Ein neues Schulgebäude innerhalb kurzer Zeit zu realisieren, stellt eine große Herausforderung dar. Gemeinsam mit der Schulgemeinschaft wurden zahlreiche Standorte in Linz und Umgebung geprüft. Das Land Oberösterreich, das der ABIS seit vielen Jahren sämtliche Schulliegenschaften zur Verfügung stellt, evaluierte die verschiedenen Optionen mit dem Ziel, die Schule als geschlossene Gemeinschaft zu erhalten.
Nach intensiven Gesprächen und Verhandlungen steht nun fest, dass die älteren Schülerinnen und Schüler künftig im historischen, frisch renovierten Gebäude der ehemaligen Ringbrotwerke in der Gerstnerstraße unterrichtet werden. Der Standort liegt nur rund 150 Meter vom Bruckner Tower entfernt, der weiterhin Teil des Schulbetriebs bleibt.
Das Projekt folgt einem ambitionierten Zeitplan: Nach Vorliegen aller erforderlichen Genehmigungen sollen die Umbauarbeiten im November beginnen. Bereits im Februar 2027 ist der Bezug der neuen Räumlichkeiten vorgesehen.
„Eine internationale Schule ist ein Must-have für einen Wirtschaftsstandort wie Oberösterreich. Ich freue mich, dass wir mit diesem Ausbau im Bildungsbereich einen wichtigen Baustein zur Attraktivität unserer Region beitragen können, das ist ein starkes Signal für den Bildungsstandort Oberösterreich“, stellt Haberlander klar.

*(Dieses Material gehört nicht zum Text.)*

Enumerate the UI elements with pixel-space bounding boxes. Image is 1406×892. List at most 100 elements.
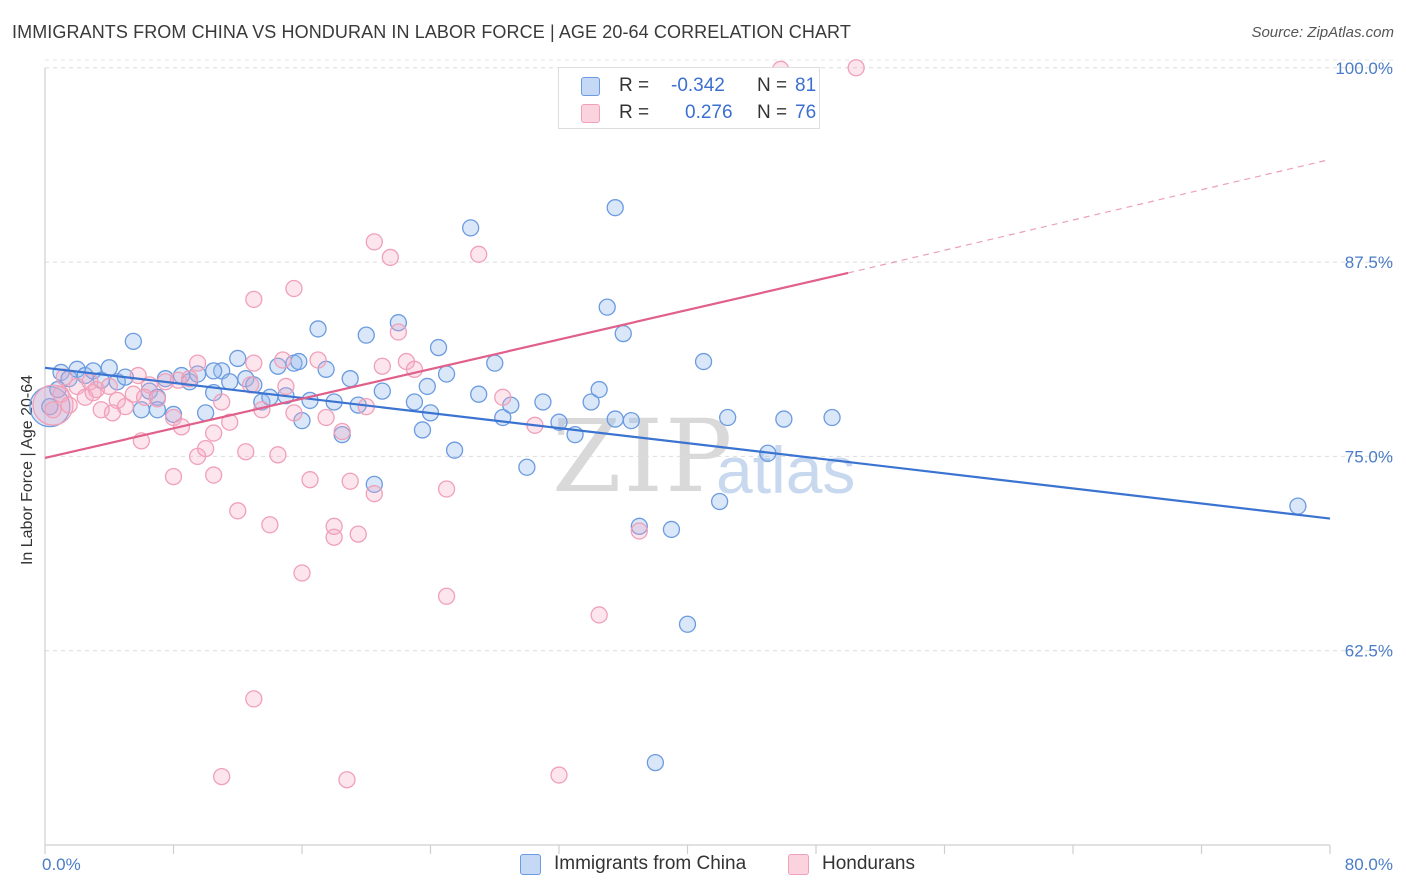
stats-n-value: 81 <box>795 75 817 96</box>
stats-swatch-hondurans <box>581 104 600 123</box>
stats-n-value: 76 <box>795 102 817 123</box>
data-point <box>418 377 436 396</box>
data-point <box>437 480 456 498</box>
stats-r-value: -0.342 <box>671 75 725 96</box>
stats-box: R = -0.342 N = 81 R = 0.276 N = 76 <box>558 67 820 129</box>
data-point <box>333 422 351 441</box>
data-point <box>445 441 464 459</box>
data-point <box>582 393 600 411</box>
data-point <box>221 373 239 391</box>
data-point <box>550 413 568 431</box>
x-tick-label: 0.0% <box>42 855 81 874</box>
stats-r-label: R = <box>619 102 650 123</box>
data-point <box>719 408 737 427</box>
data-point <box>205 466 223 484</box>
data-point <box>245 290 263 309</box>
data-point <box>373 382 391 400</box>
data-point <box>365 233 383 251</box>
data-point <box>164 467 183 486</box>
y-tick-label: 87.5% <box>1345 253 1393 272</box>
series-china <box>29 199 1307 772</box>
data-point <box>646 753 665 772</box>
data-point <box>100 377 118 396</box>
data-point <box>285 279 303 298</box>
data-point <box>405 393 424 411</box>
data-point <box>196 439 215 458</box>
chart-title: IMMIGRANTS FROM CHINA VS HONDURAN IN LAB… <box>12 22 851 42</box>
data-point <box>775 410 793 428</box>
data-point <box>205 424 223 442</box>
data-point <box>245 354 263 372</box>
data-point <box>148 390 167 408</box>
data-point <box>103 404 122 422</box>
data-point <box>309 351 327 369</box>
data-point <box>213 767 231 786</box>
data-point <box>261 516 279 534</box>
series-hondurans <box>32 59 865 789</box>
data-point <box>325 528 343 546</box>
data-point <box>1289 497 1307 515</box>
data-point <box>630 517 648 535</box>
data-point <box>301 471 319 489</box>
data-point <box>614 324 632 343</box>
data-point <box>373 357 391 375</box>
data-point <box>365 475 383 494</box>
trend-line-china <box>44 366 1331 520</box>
data-point-large <box>32 384 74 426</box>
data-point <box>100 359 118 377</box>
chart-source: Source: ZipAtlas.com <box>1251 24 1394 41</box>
data-point <box>550 766 568 784</box>
y-tick-label: 100.0% <box>1335 59 1393 78</box>
data-point <box>534 393 552 411</box>
data-point <box>124 385 142 403</box>
data-point <box>124 332 142 351</box>
data-point <box>494 388 512 406</box>
data-point <box>606 410 624 428</box>
data-point <box>237 443 255 461</box>
data-point <box>470 245 488 263</box>
data-point <box>606 199 624 217</box>
data-point <box>229 502 247 520</box>
watermark-atlas: atlas <box>716 433 856 507</box>
data-point <box>129 366 147 385</box>
data-point <box>92 401 110 419</box>
data-point <box>847 59 865 77</box>
data-point <box>486 354 504 372</box>
data-point <box>381 248 399 267</box>
trend-line-hondurans-extension <box>847 158 1331 274</box>
legend-label-hondurans: Hondurans <box>822 853 915 874</box>
data-point <box>662 520 681 539</box>
y-tick-label: 75.0% <box>1345 447 1393 466</box>
data-point <box>349 525 367 543</box>
data-point <box>338 771 356 789</box>
data-point <box>598 298 616 316</box>
legend-swatch-hondurans <box>788 854 809 875</box>
data-point <box>590 606 608 624</box>
data-point <box>389 314 408 332</box>
data-point <box>678 615 697 633</box>
data-point <box>437 365 456 383</box>
stats-swatch-china <box>581 77 600 96</box>
data-point <box>169 371 187 389</box>
stats-n-label: N = <box>757 75 788 96</box>
data-point <box>357 326 375 344</box>
data-point <box>694 352 713 371</box>
legend-swatch-china <box>520 854 541 875</box>
data-point <box>389 323 408 341</box>
data-point <box>269 446 287 464</box>
data-point <box>290 352 308 371</box>
data-point <box>205 362 223 380</box>
data-point <box>710 492 729 511</box>
data-point <box>188 354 207 372</box>
data-point <box>221 413 239 431</box>
data-point <box>518 458 536 476</box>
data-point <box>84 384 102 402</box>
data-point <box>229 349 247 368</box>
data-point <box>317 408 335 427</box>
data-point <box>823 408 841 427</box>
trend-lines <box>44 158 1331 520</box>
data-point <box>413 421 432 439</box>
x-tick-label: 80.0% <box>1345 855 1393 874</box>
data-point <box>437 587 456 605</box>
stats-r-label: R = <box>619 75 650 96</box>
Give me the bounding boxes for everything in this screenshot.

„Wir bedanken uns beim Land Oberösterreich, das uns diesen wichtigen Entwicklungsschritt ermöglicht, sowie bei der gesamten Schulgemeinschaft, die mit ihren Ideen und ihrem Engagement maßgeblich zum Gelingen beigetragen hat“, heißt es seitens der Schulgemeinschaft.
Info:
Die ABIS ist eine Privatschule, betrieben von einem Verein, dem das Land Oberösterreich, die Kreuzschwestern sowie die Wirtschaftskammer Oberösterreich und die Industriellenvereinigung Oberösterreich angehören.